I pity the old me… the me that didn’t know what I know now.
She didn’t know the difference between conviction and condemnation…
Until the sword of the Spirit cut her free from the web of lies that held her captive.
She didn’t know that simply being a child of God and trying to please Him meant she had a massive target on her back…
Until the arrows started coming.
That old me, that little girl who promised God she would endeavour to “be good” from that special moment onward, if she was left to her own devices, would indeed be pitiable.
But she wasn’t left alone.
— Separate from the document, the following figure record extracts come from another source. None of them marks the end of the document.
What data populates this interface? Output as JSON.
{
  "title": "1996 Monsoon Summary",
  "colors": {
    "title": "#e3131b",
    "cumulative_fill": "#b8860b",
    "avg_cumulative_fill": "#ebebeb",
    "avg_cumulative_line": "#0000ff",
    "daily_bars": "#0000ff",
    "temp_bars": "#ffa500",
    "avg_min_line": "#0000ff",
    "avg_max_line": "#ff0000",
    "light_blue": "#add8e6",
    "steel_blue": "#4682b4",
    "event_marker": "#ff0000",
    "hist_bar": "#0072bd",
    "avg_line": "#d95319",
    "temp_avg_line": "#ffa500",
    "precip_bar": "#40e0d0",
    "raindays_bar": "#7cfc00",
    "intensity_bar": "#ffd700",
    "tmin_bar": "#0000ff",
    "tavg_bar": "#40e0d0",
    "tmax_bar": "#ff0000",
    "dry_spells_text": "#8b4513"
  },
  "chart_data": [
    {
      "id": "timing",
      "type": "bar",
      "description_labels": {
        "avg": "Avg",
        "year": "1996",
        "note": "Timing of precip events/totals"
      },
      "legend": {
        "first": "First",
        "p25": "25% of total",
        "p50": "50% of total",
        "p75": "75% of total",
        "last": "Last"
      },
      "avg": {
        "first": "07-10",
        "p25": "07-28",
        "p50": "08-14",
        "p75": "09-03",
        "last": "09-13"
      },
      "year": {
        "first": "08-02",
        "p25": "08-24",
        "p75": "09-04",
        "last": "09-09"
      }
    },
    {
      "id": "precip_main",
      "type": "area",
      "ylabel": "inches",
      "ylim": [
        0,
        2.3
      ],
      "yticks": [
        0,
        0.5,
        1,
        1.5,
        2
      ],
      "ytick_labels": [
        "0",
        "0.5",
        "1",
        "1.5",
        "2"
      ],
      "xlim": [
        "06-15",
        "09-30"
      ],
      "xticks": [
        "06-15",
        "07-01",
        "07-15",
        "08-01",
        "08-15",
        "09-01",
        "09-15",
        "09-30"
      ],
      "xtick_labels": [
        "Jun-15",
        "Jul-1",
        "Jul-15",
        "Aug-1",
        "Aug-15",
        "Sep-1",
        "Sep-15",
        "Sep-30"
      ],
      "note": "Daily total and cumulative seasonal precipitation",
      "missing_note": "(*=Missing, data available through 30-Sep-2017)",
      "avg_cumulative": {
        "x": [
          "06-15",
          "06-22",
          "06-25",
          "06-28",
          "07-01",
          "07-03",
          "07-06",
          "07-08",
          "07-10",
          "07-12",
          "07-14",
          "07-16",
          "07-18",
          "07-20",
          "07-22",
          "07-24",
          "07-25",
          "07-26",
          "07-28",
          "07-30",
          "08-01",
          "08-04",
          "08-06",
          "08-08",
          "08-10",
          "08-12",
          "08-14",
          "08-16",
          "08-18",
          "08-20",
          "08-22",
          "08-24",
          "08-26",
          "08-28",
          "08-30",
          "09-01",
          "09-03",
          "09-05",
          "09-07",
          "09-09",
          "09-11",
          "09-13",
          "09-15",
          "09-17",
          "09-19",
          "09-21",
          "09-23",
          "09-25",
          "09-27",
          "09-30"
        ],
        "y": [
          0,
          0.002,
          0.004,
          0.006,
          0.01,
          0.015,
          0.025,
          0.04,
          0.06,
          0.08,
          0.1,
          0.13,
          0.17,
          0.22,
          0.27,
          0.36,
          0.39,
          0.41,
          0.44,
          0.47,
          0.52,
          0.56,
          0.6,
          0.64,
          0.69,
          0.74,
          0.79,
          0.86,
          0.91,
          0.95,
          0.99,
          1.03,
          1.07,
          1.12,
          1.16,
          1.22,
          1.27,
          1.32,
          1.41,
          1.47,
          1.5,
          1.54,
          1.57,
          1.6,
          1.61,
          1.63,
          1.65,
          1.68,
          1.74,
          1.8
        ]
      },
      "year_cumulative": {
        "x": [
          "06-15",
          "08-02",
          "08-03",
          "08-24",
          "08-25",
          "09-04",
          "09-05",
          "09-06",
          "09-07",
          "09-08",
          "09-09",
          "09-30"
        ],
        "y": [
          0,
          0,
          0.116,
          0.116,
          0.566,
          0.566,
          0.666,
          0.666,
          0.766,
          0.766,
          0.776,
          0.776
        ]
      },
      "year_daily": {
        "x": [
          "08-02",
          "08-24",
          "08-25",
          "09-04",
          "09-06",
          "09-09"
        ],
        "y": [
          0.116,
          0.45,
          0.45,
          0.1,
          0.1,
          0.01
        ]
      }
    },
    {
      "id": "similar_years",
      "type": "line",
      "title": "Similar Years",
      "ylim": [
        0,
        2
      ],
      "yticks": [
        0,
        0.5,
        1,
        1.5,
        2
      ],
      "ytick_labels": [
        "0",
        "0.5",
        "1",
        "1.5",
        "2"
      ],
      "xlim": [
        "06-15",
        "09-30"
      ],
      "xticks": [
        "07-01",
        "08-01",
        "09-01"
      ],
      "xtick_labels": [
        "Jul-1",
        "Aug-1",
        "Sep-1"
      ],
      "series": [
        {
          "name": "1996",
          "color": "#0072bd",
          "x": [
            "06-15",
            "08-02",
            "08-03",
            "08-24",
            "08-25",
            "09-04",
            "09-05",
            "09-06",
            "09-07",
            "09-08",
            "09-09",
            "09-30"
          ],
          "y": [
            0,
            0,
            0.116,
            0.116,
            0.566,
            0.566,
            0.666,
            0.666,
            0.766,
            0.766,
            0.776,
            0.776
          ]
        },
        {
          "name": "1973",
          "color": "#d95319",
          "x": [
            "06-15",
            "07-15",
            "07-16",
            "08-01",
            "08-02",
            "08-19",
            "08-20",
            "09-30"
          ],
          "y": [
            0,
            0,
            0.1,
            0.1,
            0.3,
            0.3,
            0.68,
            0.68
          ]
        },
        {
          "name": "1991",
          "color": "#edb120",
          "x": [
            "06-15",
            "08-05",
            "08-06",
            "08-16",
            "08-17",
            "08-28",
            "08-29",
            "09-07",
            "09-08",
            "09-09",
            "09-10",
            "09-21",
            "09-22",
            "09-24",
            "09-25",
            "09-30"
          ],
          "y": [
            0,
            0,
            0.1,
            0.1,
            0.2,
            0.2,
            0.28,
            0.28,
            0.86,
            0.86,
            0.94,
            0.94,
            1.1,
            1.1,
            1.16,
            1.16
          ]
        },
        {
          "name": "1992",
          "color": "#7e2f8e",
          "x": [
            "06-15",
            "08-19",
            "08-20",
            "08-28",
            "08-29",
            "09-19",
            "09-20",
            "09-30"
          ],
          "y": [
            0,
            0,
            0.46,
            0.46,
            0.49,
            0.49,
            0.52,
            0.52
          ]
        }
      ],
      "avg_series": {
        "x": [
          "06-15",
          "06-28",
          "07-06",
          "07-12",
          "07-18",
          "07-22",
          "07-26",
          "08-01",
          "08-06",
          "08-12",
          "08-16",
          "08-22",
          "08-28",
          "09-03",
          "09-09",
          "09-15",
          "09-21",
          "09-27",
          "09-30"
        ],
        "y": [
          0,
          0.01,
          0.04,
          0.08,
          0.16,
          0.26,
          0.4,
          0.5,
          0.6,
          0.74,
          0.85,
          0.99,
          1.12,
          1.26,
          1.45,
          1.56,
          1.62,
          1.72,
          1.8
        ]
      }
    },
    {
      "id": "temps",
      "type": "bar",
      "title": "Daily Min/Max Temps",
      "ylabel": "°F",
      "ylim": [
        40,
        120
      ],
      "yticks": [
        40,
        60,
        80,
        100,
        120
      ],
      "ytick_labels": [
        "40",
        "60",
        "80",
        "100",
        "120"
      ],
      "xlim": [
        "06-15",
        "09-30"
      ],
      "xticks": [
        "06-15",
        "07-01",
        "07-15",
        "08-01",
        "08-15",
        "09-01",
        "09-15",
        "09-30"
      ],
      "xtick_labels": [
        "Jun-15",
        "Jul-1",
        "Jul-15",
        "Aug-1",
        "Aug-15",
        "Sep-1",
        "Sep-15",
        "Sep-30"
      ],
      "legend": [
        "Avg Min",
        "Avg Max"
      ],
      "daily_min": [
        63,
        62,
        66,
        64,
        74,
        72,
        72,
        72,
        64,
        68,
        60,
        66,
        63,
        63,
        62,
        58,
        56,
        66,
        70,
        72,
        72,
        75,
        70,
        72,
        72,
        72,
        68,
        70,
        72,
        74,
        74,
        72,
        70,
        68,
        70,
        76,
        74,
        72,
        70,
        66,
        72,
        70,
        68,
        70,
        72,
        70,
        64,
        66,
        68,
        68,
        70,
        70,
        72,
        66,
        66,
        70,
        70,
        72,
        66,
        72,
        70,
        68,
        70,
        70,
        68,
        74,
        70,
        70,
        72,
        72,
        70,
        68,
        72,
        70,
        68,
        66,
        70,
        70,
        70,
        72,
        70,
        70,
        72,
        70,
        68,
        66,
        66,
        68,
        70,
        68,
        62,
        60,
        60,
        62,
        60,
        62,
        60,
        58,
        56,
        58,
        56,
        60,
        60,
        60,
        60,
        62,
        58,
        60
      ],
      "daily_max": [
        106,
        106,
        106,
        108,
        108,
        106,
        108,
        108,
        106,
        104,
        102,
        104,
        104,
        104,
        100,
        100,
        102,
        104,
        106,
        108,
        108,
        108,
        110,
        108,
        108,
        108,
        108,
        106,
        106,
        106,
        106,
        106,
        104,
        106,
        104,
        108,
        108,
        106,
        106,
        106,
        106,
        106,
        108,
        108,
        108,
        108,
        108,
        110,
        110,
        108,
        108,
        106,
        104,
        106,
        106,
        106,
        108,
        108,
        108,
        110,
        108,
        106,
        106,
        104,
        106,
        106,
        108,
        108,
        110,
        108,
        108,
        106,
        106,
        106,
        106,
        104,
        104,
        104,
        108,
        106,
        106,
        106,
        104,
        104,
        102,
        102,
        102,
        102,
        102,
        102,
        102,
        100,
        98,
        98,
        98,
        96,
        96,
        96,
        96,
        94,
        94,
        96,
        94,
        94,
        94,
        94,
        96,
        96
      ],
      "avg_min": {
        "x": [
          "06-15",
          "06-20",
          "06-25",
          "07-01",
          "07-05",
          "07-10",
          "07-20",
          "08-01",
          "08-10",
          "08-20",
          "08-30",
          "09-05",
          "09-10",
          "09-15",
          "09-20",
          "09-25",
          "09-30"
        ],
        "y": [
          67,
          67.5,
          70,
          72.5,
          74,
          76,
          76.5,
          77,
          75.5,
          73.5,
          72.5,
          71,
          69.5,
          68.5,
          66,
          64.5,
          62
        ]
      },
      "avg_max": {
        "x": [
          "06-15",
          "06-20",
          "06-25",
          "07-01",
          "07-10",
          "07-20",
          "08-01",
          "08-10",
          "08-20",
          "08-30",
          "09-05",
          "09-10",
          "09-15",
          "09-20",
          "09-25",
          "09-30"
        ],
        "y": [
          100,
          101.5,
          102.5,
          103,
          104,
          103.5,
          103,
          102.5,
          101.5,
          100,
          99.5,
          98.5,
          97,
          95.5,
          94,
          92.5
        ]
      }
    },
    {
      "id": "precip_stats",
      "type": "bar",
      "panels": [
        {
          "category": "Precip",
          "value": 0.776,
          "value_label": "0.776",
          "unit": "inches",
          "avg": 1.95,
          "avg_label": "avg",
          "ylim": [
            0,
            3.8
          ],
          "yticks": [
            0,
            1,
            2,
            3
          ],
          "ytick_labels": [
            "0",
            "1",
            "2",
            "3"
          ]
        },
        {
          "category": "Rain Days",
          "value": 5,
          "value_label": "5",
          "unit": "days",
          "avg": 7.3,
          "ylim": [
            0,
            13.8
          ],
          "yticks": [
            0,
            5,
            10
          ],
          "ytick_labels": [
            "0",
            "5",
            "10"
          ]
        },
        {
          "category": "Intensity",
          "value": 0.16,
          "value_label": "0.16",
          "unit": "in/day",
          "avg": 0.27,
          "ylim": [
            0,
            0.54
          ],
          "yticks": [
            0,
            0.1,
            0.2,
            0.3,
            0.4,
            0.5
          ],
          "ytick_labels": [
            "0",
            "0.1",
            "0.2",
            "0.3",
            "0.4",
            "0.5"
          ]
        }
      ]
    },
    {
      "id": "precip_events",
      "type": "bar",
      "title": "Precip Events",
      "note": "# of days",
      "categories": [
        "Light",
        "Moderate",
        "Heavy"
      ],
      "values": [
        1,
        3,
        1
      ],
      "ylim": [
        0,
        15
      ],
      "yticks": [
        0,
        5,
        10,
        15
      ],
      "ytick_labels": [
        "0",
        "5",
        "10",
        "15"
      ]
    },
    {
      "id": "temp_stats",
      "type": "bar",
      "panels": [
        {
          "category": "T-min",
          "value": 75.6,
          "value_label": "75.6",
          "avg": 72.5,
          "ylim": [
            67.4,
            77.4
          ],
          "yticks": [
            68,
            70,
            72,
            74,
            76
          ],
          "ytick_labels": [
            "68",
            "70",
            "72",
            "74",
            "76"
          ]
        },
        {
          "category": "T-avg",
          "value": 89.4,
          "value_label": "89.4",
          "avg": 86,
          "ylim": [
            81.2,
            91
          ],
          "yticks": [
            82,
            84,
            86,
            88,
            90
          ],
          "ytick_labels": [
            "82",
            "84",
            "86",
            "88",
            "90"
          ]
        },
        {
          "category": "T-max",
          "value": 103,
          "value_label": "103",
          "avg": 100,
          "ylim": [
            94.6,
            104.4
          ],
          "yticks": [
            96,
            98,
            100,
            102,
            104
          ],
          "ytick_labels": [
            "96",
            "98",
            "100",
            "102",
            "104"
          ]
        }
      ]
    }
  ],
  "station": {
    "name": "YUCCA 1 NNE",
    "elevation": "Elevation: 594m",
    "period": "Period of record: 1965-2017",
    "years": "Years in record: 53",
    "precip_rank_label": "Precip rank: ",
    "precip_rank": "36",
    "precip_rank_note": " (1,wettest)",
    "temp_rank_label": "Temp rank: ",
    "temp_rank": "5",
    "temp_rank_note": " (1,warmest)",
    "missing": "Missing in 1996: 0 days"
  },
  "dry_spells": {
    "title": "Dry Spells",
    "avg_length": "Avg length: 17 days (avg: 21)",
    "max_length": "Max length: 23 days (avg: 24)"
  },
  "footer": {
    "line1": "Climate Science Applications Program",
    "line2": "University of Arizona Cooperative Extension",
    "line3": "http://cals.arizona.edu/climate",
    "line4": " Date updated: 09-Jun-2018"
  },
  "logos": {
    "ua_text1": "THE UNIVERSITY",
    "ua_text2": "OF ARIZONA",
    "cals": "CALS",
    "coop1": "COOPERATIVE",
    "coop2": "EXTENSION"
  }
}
The seed of faith, planted deep in her heart, wasn’t to lie dormant forever.
God sent people to love and tell her the truth. Whether they did it through face-to-face conversations, sermons, books, or songs, they watered that seed. They cleared away towering weeds that kept her in the shadows.
And she grew. Began to hear the Lord’s voice more clearly for herself as well as through others.
Her story – my story – isn’t finished yet, but it’s becoming clearer that I cannot keep what I know to myself. I must learn to speak though my voice trembles.
If wasn’t for those imperfect, fallible people who shared the truth with me, I wouldn’t be where I am today.
So whatever your sphere of influence is… don’t downplay it or waste it.
Let’s remember the old us and the hard but necessary truths we needed to be told.